In his Reflections on the Revolution in France (1790), Burke criticised Rousseau's notion of a social contract between the sovereign and the peoples. According to Burke, society is built on a contract, but not only between those who are alive, but also those who are no longer and those who are to come. And it is precisely this social arrangement, which is also intergenerational and, to a large extent, civilizational, that is on the brink of destruction. As noted above, the West is experiencing a climate of social tension and ideological polarisation that finds its most immediate precedent in time in the post-world war period[1]. This growing tension is the cause, and the consequence, of gross fractures within our societies. However, all this is a necessary but not sufficient condition to threaten the democratic consensus that has prevailed until now. Neither is it, despite its seriousness, the historical revisionism motivated by a radicalised left, which holds innate revolutionary conditions that makes any tacit, implicit, and even moral agreement with our ancestors invalid. Rupture is its hallmark of the revolution, without assessing whether normatively and instrumentally, any system, structure or agreement are worth safeguarding or respecting in whole or in part.

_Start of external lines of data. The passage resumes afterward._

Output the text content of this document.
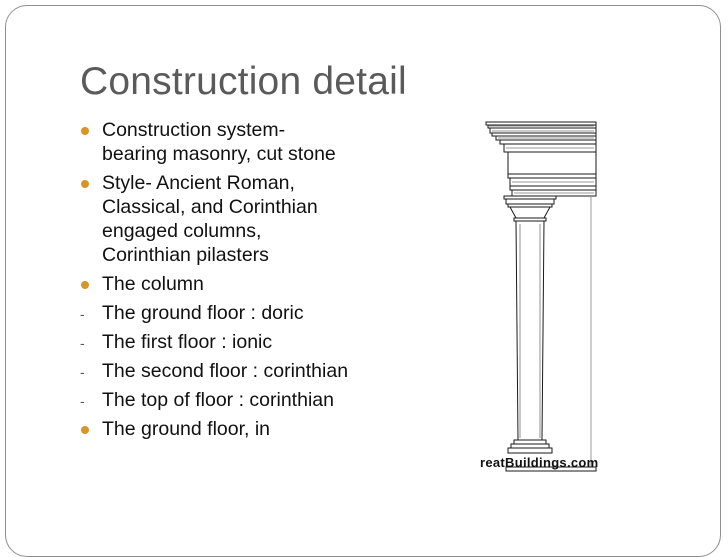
Construction detail
Construction system- bearing masonry, cut stone
Style- Ancient Roman, Classical, and Corinthian engaged columns, Corinthian pilasters
The column
- The ground floor : doric
- The first floor : ionic
- The second floor : corinthian
- The top of floor : corinthian
The ground floor, in
reatBuildings.com
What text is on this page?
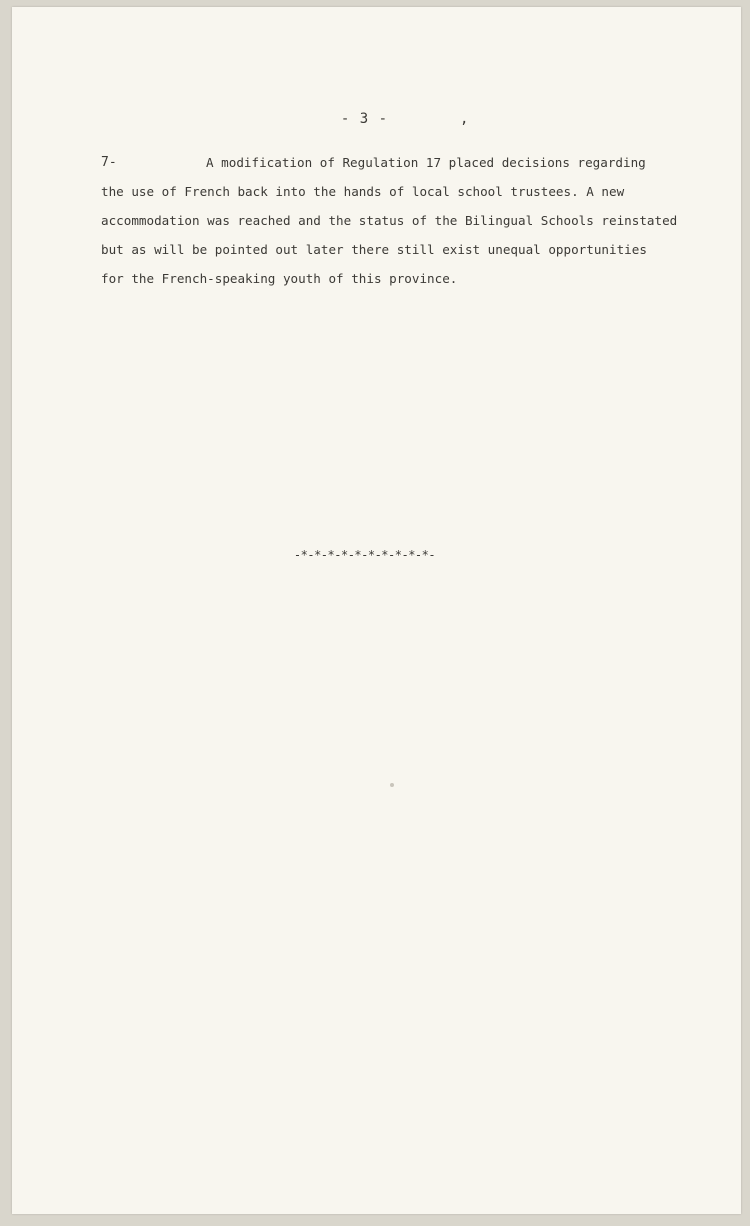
- 3 -	,
7-	A modification of Regulation 17 placed decisions regarding
the use of French back into the hands of local school trustees. A new
accommodation was reached and the status of the Bilingual Schools reinstated
but as will be pointed out later there still exist unequal opportunities
for the French-speaking youth of this province.
-*-*-*-*-*-*-*-*-*-*-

These are two necessary conditions to explain the collapse of the social contract, but a third element is fundamental since it acts as a catalyst for the previous two, and it is the erroneous consecration of consent as the basis for political authority and obligation. Thus, consent is today the main doctrine of political legitimacy. However, while Burke recognised that some sort of contract ought to exist as the basis of society, he rejected the dogma of consent. And this is something that greatly contrasts to what is defended not by the radical left, but by some currents of liberalism (more anarchist and populist) with exponents of the stature of Thomas Jefferson, for whom the revolution has to be periodically renewed, since “[T]he tree of liberty must be refreshed from time to time with the blood of patriots and tyrants. It is it's natural manure”.

Burke, far from advocating any kind of authoritarianism, was a fierce defender of freedom. However, those who warn of the dangers to freedom that the perennial revolution entails, of the submission of basic questions of coexistence to plebiscites, fragile consensuses, etc., are often branded as authoritarian. The question does not lie in the choice between freedom or authority but in understanding that freedom, in a positive sense, needs certain conditions that are being taken from us today. And it is that, as Burke also pointed out, in our societies human beings have rights, but not in an abstract sense but because of being members of a specific political community, historically developed through complex and sophisticated agreements. A political community that is the result of a set of customs and value systems, of behaviours, prejudices, interests, and opinions, which have organically joined or entered synergies to maximise their interests. Characteristics that are worth preserving because they are instrumentally superior, as witnessed by the greatest economic and technological development and the greatest prosperity in history, and morally as well, as evidenced by the fact that, under this civilization, now in agony, has achieved the highest standards and the best protection of rights and freedoms than any other. Our current behaviour is a completely suicidal modus vivendi, based, as Jordan Peterson points out in 12 Rules For Life: An Antidote to Chaos (2018), in “overvaluing what we do not have and despising what we do have”, ignoring that “gratitude has a certain real utility, [ as] it is a good form of protection against the dangers of victimhood and resentment”, two of the main hallmarks of the West today. Gratitude and solidarity towards our fellow citizens, towards those who preceded us and towards those who will succeed us. This is the only way to save what has cost so much effort to build.

 

[1] Let us remember at this point that the Second World War was truly ideological while the First was a Great War of Empires in which all of them perished, except the American, who was born giving way to a new world of which we are heirs and that perhaps now see its decline.